At that moment a staccato drumming echoed from somewhere above them. The sound seemed to start at one corner of the room and, like Freirs' footsteps earlier that night, to pass above their heads and beyond the farther wall. The cats looked up and growled, tails lashing.
'Oh, no!' groaned Deborah, laying aside the Bible. 'Not again.'
They'd been hearing it for the past few nights: the sound of tiny feet magnified by the reverberation of the wooden boards. Mice were up there, young ones, born just this spring and thriving in the past month's unseasonably warm temperatures; but as they ran across the attic floor, feet thumping on the floorboards, they sounded huge as weasels.
Sarr, still on his knees, was gazing toward the ceiling. He shook his head. 'We'll have to let the cats get at them. There's nothing else to do.'
'Oh, no, honey. I'll not have it! I'll not have them killing things.'
Protectively with her hands she reined in Dinah and Toby, drawing them toward her, but both continued to look longingly at the ceiling, making little sounds of eagerness and hunger deep in their throats.
Sarr got to his feet and came over to the bed. 'Look,' he said gently, 'you don't want those creatures to keep you awake all night, do you? They'll just multiply, you know.'
'Then you and I can go up there and put them out – give them a way to get outside, where they'll have more to eat. I'll not have any murdering in my house.'
She closed the Bible and laid it back on the table, then settled down in bed, face turned toward the wall. Clearly this was to be her last word on the subject. Sarr, sighing, climbed in beside her and blew out the light just as another series of footsteps rattled overhead.
Soon, despite the occasional noise, both he and Deborah were sleeping soundly, chests rising and falling in a common rhythm. But all night long the seven cats looked up toward the ceiling, eyes wide, and growled.
Rosie came to see her that night. He seemed positively cherubic, all chuckles, winks, and smiles. It almost made her forget about what she'd seen in the restaurant the evening before.

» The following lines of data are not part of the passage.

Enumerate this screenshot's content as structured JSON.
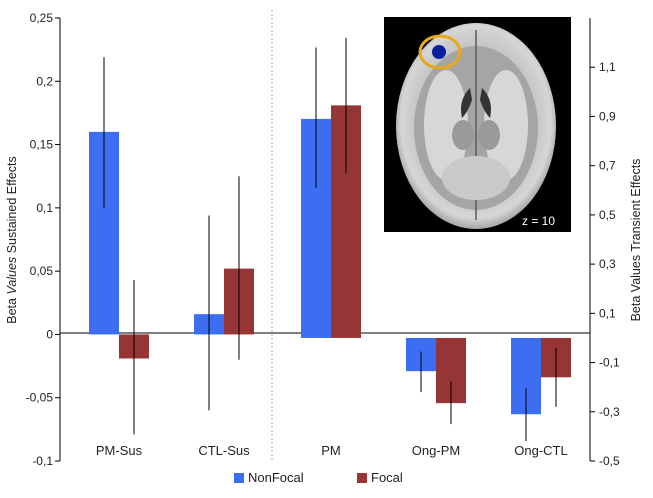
{
  "chart_data": {
    "type": "bar",
    "categories": [
      "PM-Sus",
      "CTL-Sus",
      "PM",
      "Ong-PM",
      "Ong-CTL"
    ],
    "series": [
      {
        "name": "NonFocal",
        "color": "#3d6ef2",
        "values": [
          0.16,
          0.016,
          0.89,
          -0.135,
          -0.31
        ],
        "error_low": [
          0.1,
          -0.06,
          0.61,
          -0.22,
          -0.42
        ],
        "error_high": [
          0.219,
          0.094,
          1.18,
          -0.055,
          -0.205
        ]
      },
      {
        "name": "Focal",
        "color": "#963535",
        "values": [
          -0.019,
          0.052,
          0.945,
          -0.265,
          -0.16
        ],
        "error_low": [
          -0.079,
          -0.02,
          0.67,
          -0.35,
          -0.28
        ],
        "error_high": [
          0.043,
          0.125,
          1.22,
          -0.175,
          -0.04
        ]
      }
    ],
    "left_axis": {
      "label_prefix": "Beta ",
      "label_italic": "Values",
      "label_suffix": " Sustained Effects",
      "range": [
        -0.1,
        0.25
      ],
      "ticks": [
        "0,25",
        "0,2",
        "0,15",
        "0,1",
        "0,05",
        "0",
        "-0,05",
        "-0,1"
      ],
      "applies_to": [
        "PM-Sus",
        "CTL-Sus"
      ]
    },
    "right_axis": {
      "label": "Beta Values Transient Effects",
      "range": [
        -0.5,
        1.3
      ],
      "ticks": [
        "1,1",
        "0,9",
        "0,7",
        "0,5",
        "0,3",
        "0,1",
        "-0,1",
        "-0,3",
        "-0,5"
      ],
      "applies_to": [
        "PM",
        "Ong-PM",
        "Ong-CTL"
      ]
    },
    "legend": {
      "position": "bottom",
      "items": [
        "NonFocal",
        "Focal"
      ]
    },
    "inset": {
      "label": "z = 10",
      "highlight_color": "#e8a817",
      "activation_color": "#0a1ea0"
    },
    "grid": false
  }
}
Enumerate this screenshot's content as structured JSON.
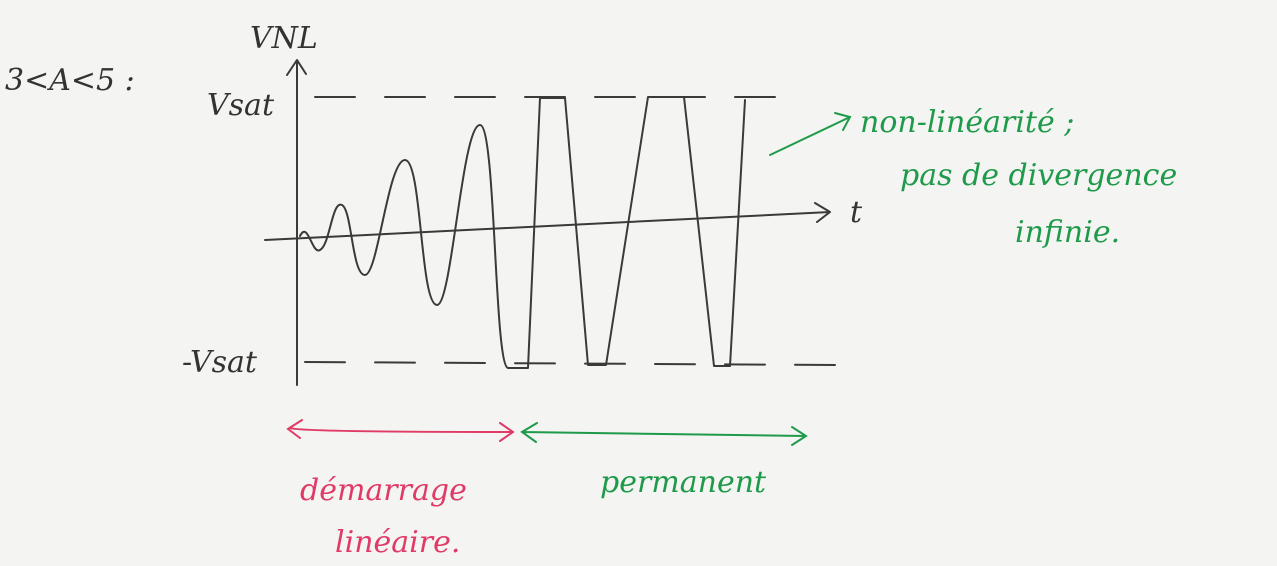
{
  "condition": "3<A<5 :",
  "axes": {
    "y_label": "VNL",
    "x_label": "t",
    "upper_level": "Vsat",
    "lower_level": "-Vsat"
  },
  "annotations": {
    "nonlinear": [
      "non-linéarité ;",
      "pas de divergence",
      "infinie."
    ],
    "startup": [
      "démarrage",
      "linéaire."
    ],
    "steady": "permanent"
  }
}
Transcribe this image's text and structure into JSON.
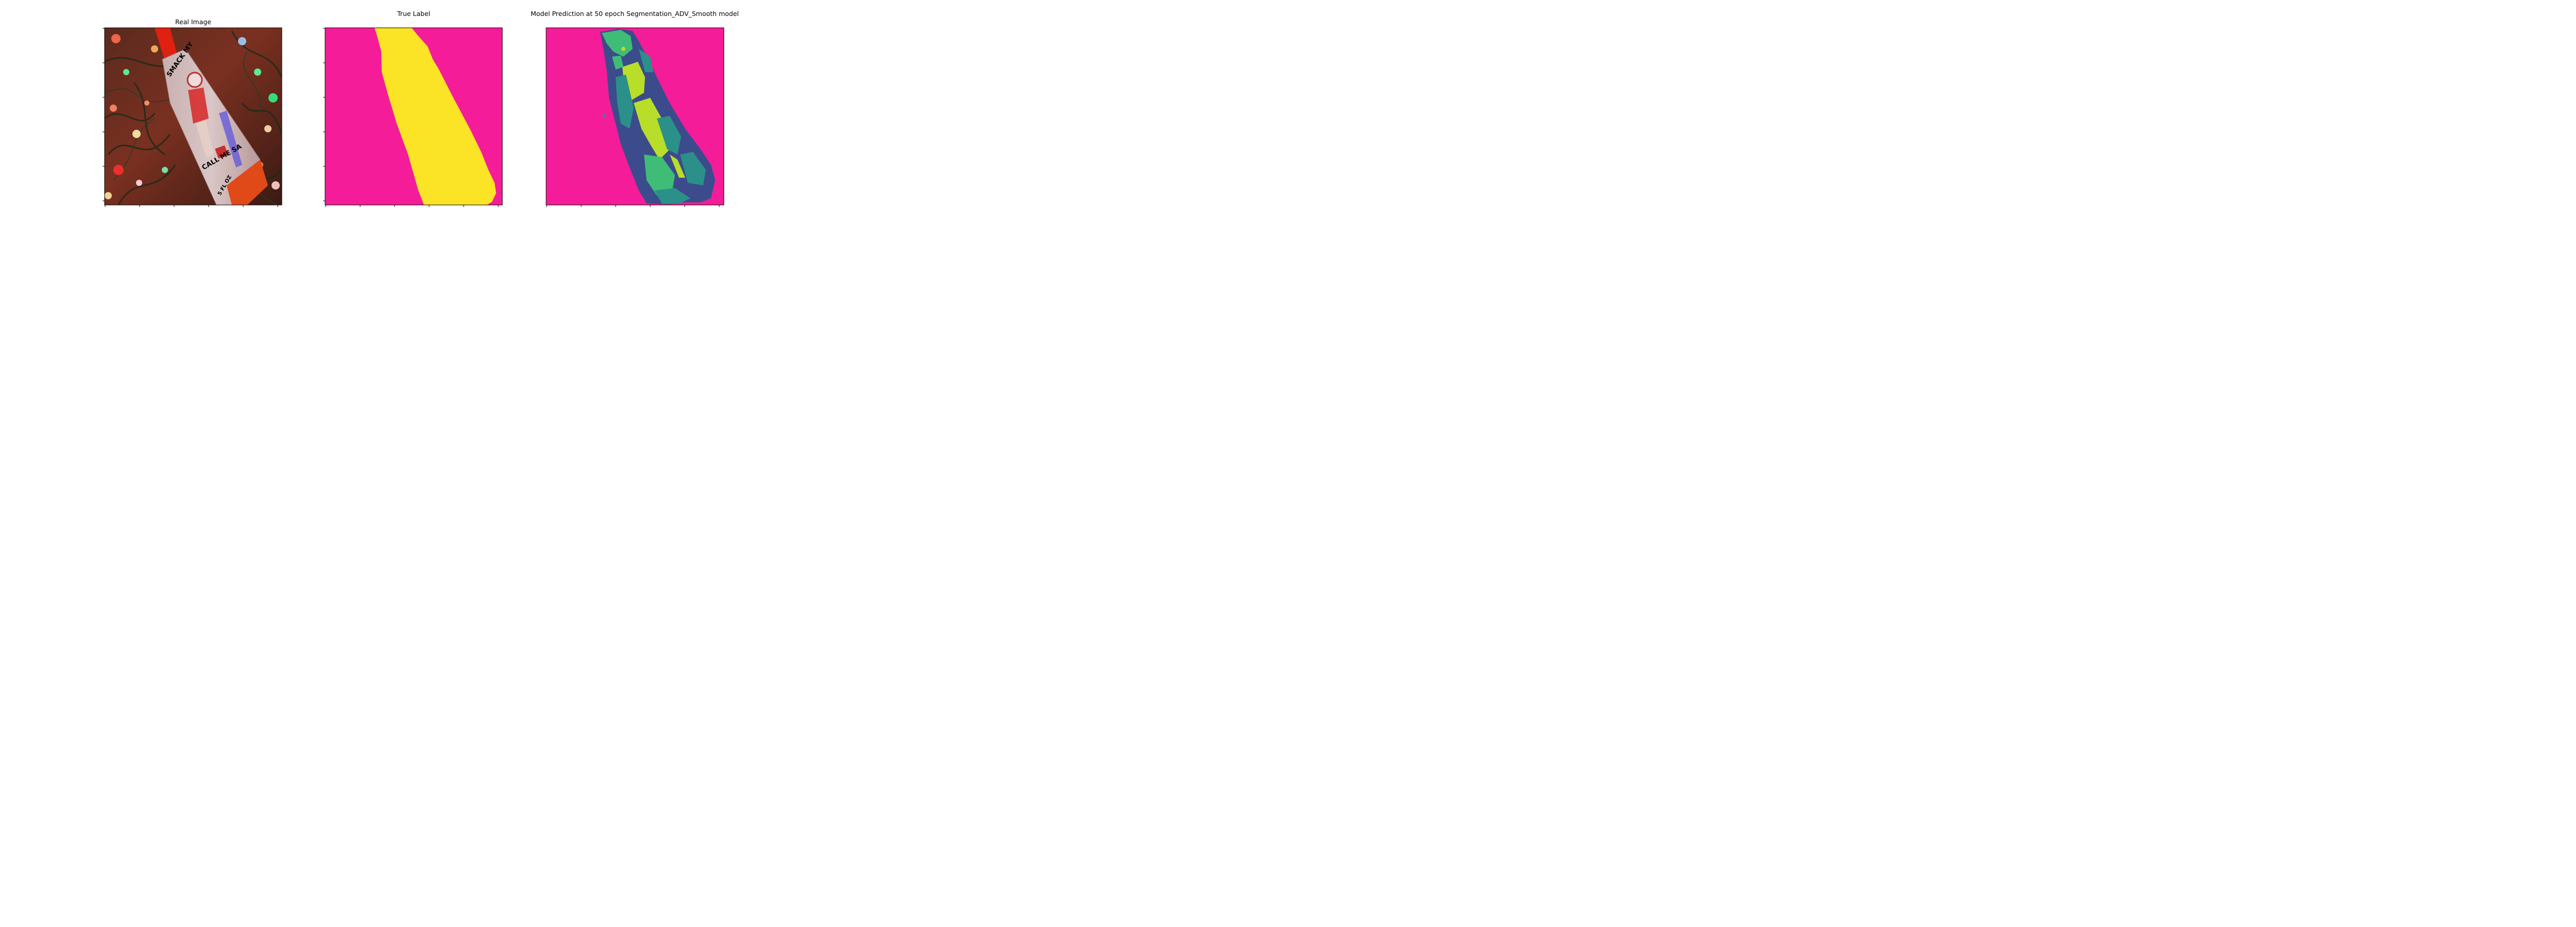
{
  "panels": [
    {
      "title": "Real Image",
      "content": "photo"
    },
    {
      "title": "True Label",
      "content": "mask"
    },
    {
      "title": "Model Prediction at 50 epoch Segmentation_ADV_Smooth model",
      "content": "prediction"
    }
  ],
  "colors": {
    "background_class": "#f41c98",
    "object_class": "#fbe325",
    "prediction_dark_blue": "#3c4b8c",
    "prediction_teal": "#2a9089",
    "prediction_green": "#3fbd76",
    "prediction_yellow_green": "#b8de29"
  }
}
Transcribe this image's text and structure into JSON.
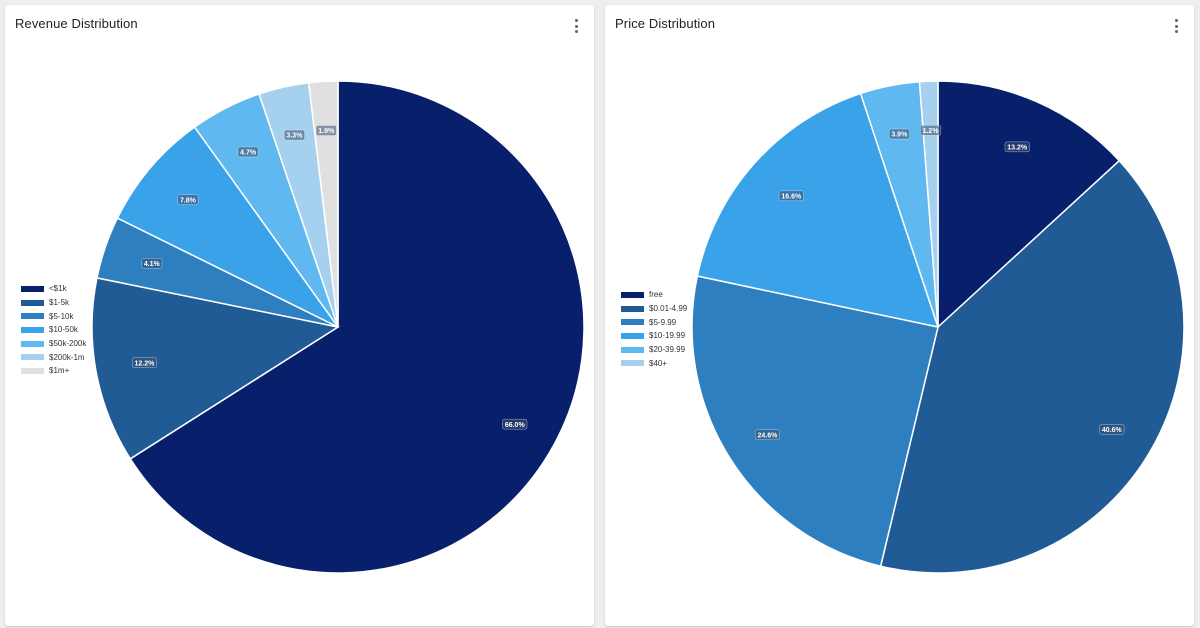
{
  "charts": [
    {
      "id": "revenue",
      "title": "Revenue Distribution",
      "chart_data": {
        "type": "pie",
        "title": "Revenue Distribution",
        "categories": [
          "<$1k",
          "$1-5k",
          "$5-10k",
          "$10-50k",
          "$50k-200k",
          "$200k-1m",
          "$1m+"
        ],
        "values": [
          66.0,
          12.2,
          4.1,
          7.8,
          4.7,
          3.3,
          1.9
        ],
        "labels": [
          "66.0%",
          "12.2%",
          "4.1%",
          "7.8%",
          "4.7%",
          "3.3%",
          "1.9%"
        ],
        "colors": [
          "#08206b",
          "#215b96",
          "#2e7fbf",
          "#3aa2e9",
          "#5fb8ef",
          "#a5d1ef",
          "#e0e0e0"
        ],
        "legend_position": "left"
      }
    },
    {
      "id": "price",
      "title": "Price Distribution",
      "chart_data": {
        "type": "pie",
        "title": "Price Distribution",
        "categories": [
          "free",
          "$0.01-4.99",
          "$5-9.99",
          "$10-19.99",
          "$20-39.99",
          "$40+"
        ],
        "values": [
          13.2,
          40.6,
          24.6,
          16.6,
          3.9,
          1.2
        ],
        "labels": [
          "13.2%",
          "40.6%",
          "24.6%",
          "16.6%",
          "3.9%",
          "1.2%"
        ],
        "colors": [
          "#08206b",
          "#215b96",
          "#2e7fbf",
          "#3aa2e9",
          "#5fb8ef",
          "#a5d1ef"
        ],
        "legend_position": "left"
      }
    }
  ]
}
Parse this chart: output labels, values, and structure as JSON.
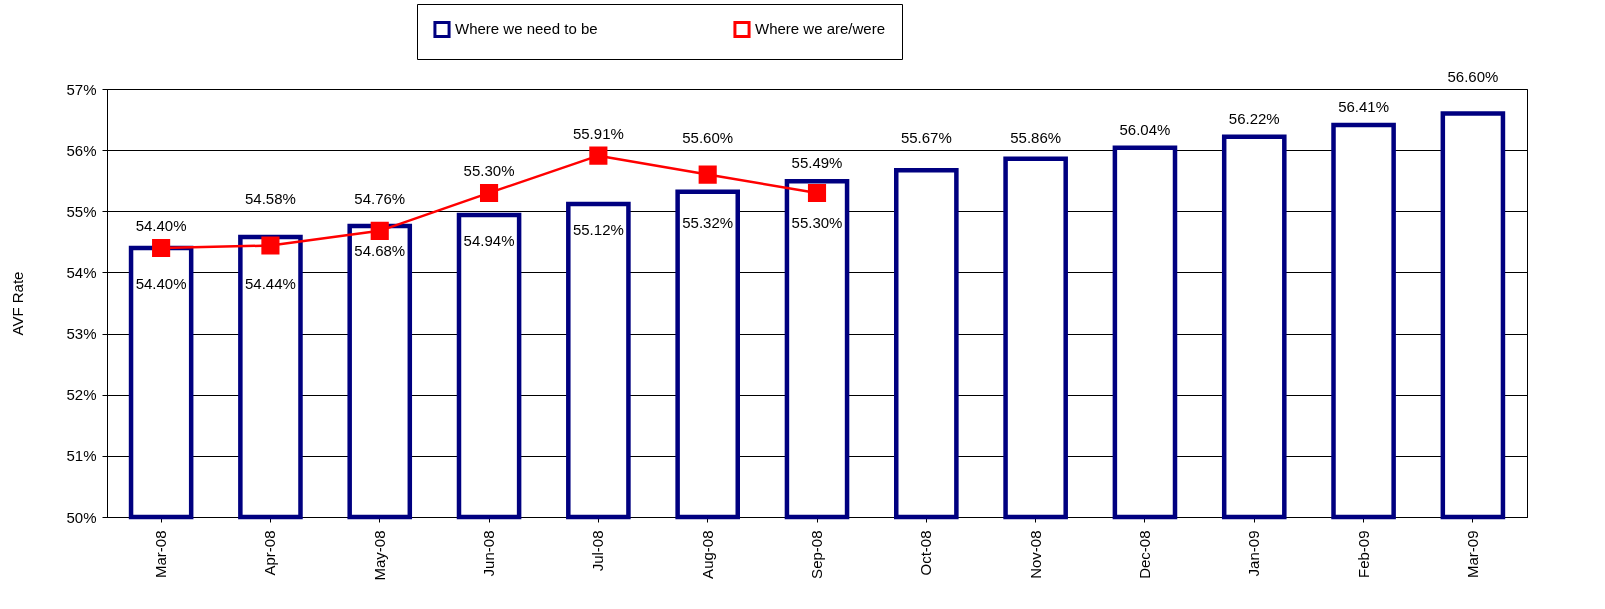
{
  "chart_data": {
    "type": "bar",
    "ylabel": "AVF Rate",
    "categories": [
      "Mar-08",
      "Apr-08",
      "May-08",
      "Jun-08",
      "Jul-08",
      "Aug-08",
      "Sep-08",
      "Oct-08",
      "Nov-08",
      "Dec-08",
      "Jan-09",
      "Feb-09",
      "Mar-09"
    ],
    "series": [
      {
        "name": "Where we need to be",
        "color": "#000080",
        "values": [
          54.4,
          54.58,
          54.76,
          54.94,
          55.12,
          55.32,
          55.49,
          55.67,
          55.86,
          56.04,
          56.22,
          56.41,
          56.6
        ],
        "value_labels": [
          "54.40%",
          "54.58%",
          "54.76%",
          "54.94%",
          "55.12%",
          "55.32%",
          "55.49%",
          "55.67%",
          "55.86%",
          "56.04%",
          "56.22%",
          "56.41%",
          "56.60%"
        ]
      },
      {
        "name": "Where we are/were",
        "type": "line",
        "color": "#ff0000",
        "values": [
          54.4,
          54.44,
          54.68,
          55.3,
          55.91,
          55.6,
          55.3,
          null,
          null,
          null,
          null,
          null,
          null
        ],
        "value_labels": [
          "54.40%",
          "54.44%",
          "54.68%",
          "55.30%",
          "55.91%",
          "55.60%",
          "55.30%",
          null,
          null,
          null,
          null,
          null,
          null
        ]
      }
    ],
    "ylim": [
      50,
      57
    ],
    "yticks": [
      {
        "value": 50,
        "label": "50%"
      },
      {
        "value": 51,
        "label": "51%"
      },
      {
        "value": 52,
        "label": "52%"
      },
      {
        "value": 53,
        "label": "53%"
      },
      {
        "value": 54,
        "label": "54%"
      },
      {
        "value": 55,
        "label": "55%"
      },
      {
        "value": 56,
        "label": "56%"
      },
      {
        "value": 57,
        "label": "57%"
      }
    ],
    "grid": "y",
    "legend": "top",
    "marker": "square",
    "line_style": "solid"
  }
}
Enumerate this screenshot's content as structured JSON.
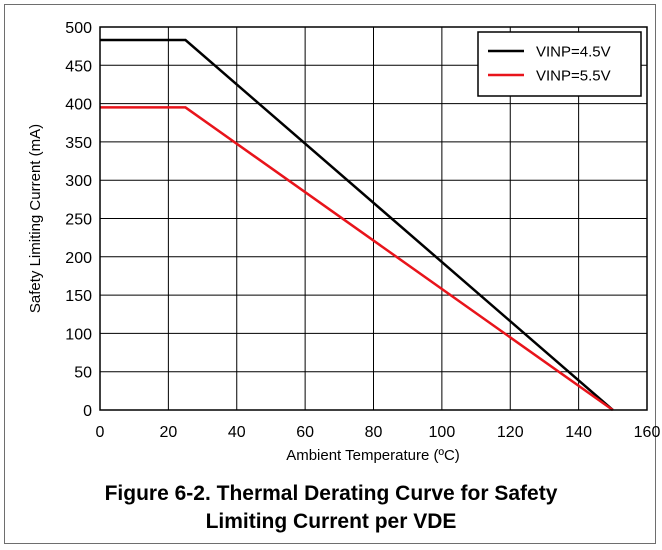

'I just dropped by to see if they'd gotten that awful gas under control,' he said, shaking his little head. 'Frankly, young lady, I was worried about you.'
He had brought her a gift in a large, flat cardboard box – it’s some kind of clothing, thought Carol eagerly – but he wouldn't let her open it till after they'd talked. 'First,' he said, 'I want to see those summaries you've been doing for me,' waggling his plump finger with mock-schoolmasterly concern; but when she handed him her notes on the Cherokees and the aborigines he barely seemed to glance at them.